Torque and Forces of grindstone

[NinjaIQ]

Homework Statement

Young University Physics 12e: Mastering Physics Problem 10.53

A 70.0-kg grindstone is a solid disk 0.540 m in diameter. You press an ax down on the rim with a normal force of 150 N. The coefficient of kinetic friction between the blade and the stone is 0.60, and there is a constant friction torque of 6.50 Nm between the axle of the stone and its bearings.

Part A
How much force must be applied tangentially at the end of a crank handle 0.500 m long to bring the stone from rest to 120 rev/min in 9.00 s ?

Part B
After the grindstone attains an angular speed of 120 rev/min, what tangential force at the end of the handle is needed to maintain a constant angular speed of 120 rev/min?

Part C
How much time does it take the grindstone to come from 120 rev/min to rest if it is acted on by the axle friction alone?

Homework Equations

Torque = Radius(R) x Force(F) or Moment of Inertia(I) x Angular Acceleration(alpha)

The Attempt at a Solution

Not even sure how to do part A

Do I need to include the negative torque done by the ax along with the friction on the bearings in my calculation for part A?

 

[tiny-tim]

Part A
How much force must be applied tangentially at the end of a crank handle 0.500 m long to bring the stone from rest to 120 rev/min in 9.00 s ?

Do I need to include the negative torque done by the ax along with the friction on the bearings in my calculation for part A?

Hi NinjaIQ!

You do know what a crank handle is, don't you?

You push tangentially on one end of the handle, the other end is a pivot (so the handle moves in a circle), and so you produce a torque at the pivot. That torque is transferred directly to the grindstone.

In other words: torque produced by crank handle equals torque received by grindstone.

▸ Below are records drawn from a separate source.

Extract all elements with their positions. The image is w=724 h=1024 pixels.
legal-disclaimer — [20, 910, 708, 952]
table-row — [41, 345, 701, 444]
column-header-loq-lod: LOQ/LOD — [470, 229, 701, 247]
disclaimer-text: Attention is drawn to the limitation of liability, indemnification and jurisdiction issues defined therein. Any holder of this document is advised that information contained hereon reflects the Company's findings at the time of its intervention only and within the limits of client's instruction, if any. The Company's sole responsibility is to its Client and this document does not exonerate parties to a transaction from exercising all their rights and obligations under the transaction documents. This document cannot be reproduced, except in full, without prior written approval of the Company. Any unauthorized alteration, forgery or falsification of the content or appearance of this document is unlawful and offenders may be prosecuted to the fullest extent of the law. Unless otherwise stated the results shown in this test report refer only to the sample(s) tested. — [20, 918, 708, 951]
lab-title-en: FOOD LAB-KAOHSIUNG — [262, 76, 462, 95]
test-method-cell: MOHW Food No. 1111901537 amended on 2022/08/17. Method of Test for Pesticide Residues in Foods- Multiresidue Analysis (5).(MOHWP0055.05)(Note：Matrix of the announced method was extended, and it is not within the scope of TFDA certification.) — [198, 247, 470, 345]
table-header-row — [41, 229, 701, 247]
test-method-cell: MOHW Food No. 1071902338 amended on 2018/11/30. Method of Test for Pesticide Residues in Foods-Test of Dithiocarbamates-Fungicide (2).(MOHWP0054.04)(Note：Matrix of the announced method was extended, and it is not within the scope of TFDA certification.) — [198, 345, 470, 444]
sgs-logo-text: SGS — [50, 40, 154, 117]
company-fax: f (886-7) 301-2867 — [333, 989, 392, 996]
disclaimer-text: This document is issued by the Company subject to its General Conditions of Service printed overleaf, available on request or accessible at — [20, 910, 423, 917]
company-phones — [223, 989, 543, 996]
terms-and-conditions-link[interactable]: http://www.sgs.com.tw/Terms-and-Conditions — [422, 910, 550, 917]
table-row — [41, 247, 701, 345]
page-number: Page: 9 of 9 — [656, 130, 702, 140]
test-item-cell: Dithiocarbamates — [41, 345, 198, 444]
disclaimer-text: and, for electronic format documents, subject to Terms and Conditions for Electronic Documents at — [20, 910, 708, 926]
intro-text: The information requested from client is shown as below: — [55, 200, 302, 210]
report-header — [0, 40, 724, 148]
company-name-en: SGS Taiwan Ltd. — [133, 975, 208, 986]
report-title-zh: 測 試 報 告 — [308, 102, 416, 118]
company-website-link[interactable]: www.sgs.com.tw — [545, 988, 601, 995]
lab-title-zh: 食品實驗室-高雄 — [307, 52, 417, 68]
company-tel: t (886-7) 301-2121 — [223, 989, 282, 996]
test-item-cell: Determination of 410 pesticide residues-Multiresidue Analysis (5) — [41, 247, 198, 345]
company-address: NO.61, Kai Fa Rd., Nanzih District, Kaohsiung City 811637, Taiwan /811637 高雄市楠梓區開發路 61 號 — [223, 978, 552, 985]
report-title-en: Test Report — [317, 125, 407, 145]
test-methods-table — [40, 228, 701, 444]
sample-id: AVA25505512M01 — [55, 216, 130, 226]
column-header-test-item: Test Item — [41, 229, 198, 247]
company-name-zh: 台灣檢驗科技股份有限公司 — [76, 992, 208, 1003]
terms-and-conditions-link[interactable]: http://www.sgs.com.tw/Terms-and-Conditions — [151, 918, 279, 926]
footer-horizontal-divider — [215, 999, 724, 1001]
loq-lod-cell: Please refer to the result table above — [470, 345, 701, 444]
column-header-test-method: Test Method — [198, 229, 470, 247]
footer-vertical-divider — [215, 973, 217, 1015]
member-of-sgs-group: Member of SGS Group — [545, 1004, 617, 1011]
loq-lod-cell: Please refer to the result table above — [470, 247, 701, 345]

oh, and yes … the whole purpose is to sharpen the axe … so include axe and bearings!

 

[Moetasim]

Yes, you will need to include the negative torque from the axle and the friction on the bearings in your calculation for part A. This is because these forces will act in the opposite direction of the applied tangential force and will need to be overcome in order to accelerate the grindstone to 120 rev/min in 9.00 seconds.

To solve for the required tangential force, you can use the equation for torque:

Torque = Radius x Force

In this case, the radius is given as 0.500 m and the torque needed to overcome the friction and axle forces is 6.50 Nm. So, the equation becomes:

6.50 Nm = 0.500 m x Force

Solving for Force, we get:

Force = 6.50 Nm / 0.500 m = 13 N

Therefore, a tangential force of 13 N must be applied at the end of the crank handle to bring the grindstone from rest to 120 rev/min in 9.00 seconds.